The coveted six-pack is more than just a cosmetic accessory. Flaunting a chiseled midsection announces that a person actually has network of strong muscles working together to stabilize their spine, and hold their torso at an ideal posture. In addition to acting as a natural girdle, core strength is necessary to perform everyday activities effectively and free of injury.
When training your core for true fitness, it is crucial to work more than just the abs. The entire core is made of the rectus abdominus muscle, (the six pack), the external and internal obliques, the transverse abdominus, and the lower back. Utilizing exercises that engage all of these muscles will develop a well balanced core. In addition to traditional crunches, effective exercises have been developed for the sole purpose of developing and strong midsection. Working the core at least twice a week can give a noticeable difference in the comfort of everyday life.
1. Side Plank
One of the most effective core exercises available, the side plank works virtually the entire core. The feature that sets aside from the rest is the level at which it engages the internal obliques. The internal obliques are the muscle closest to the spine, thus having the ability to directly protect it. Start by laying on your side with your forearm propping up your upper body. With your weight on your forearm and the outside of your foot, lift you hip off the ground. Hold this side plank for 20-30 seconds and repeat on the other side. If you only have time for one exercise, this is the best choice.
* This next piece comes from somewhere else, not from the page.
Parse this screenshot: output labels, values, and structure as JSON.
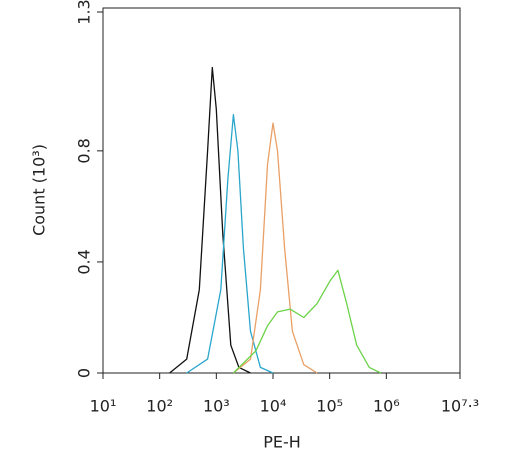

This exercise looks exactly the way it sounds. In similar fashion to the side plank, the v-sit forces all the core muscles to engage in the stabilization necessary to perform the exercise. Start sitting on the floor with knees bent. Keeping the shoulders back and back straight, slowly lift both feet off the floor. For beginners, this may be the extent of the exercise. To advance the exercise, begin to straighten the legs while continuing to focus on keeping the back straight and the core muscles tight. Hold the v-sit for 20-30 seconds.
3. Side Twists
Stand with your back to wall while holding a weighted ball close to your chest. Twisting from your torso, turn to touch the ball to the wall, and then turn to the other side. Repeat 20 times. Be sure to not reach with your arms, but to twist only using the core muscles.
The core is one of the most important groups of muscles your body has. To increase everyday comfort, increase strength, and attain true fitness, adopt a healthy routine of core muscle training.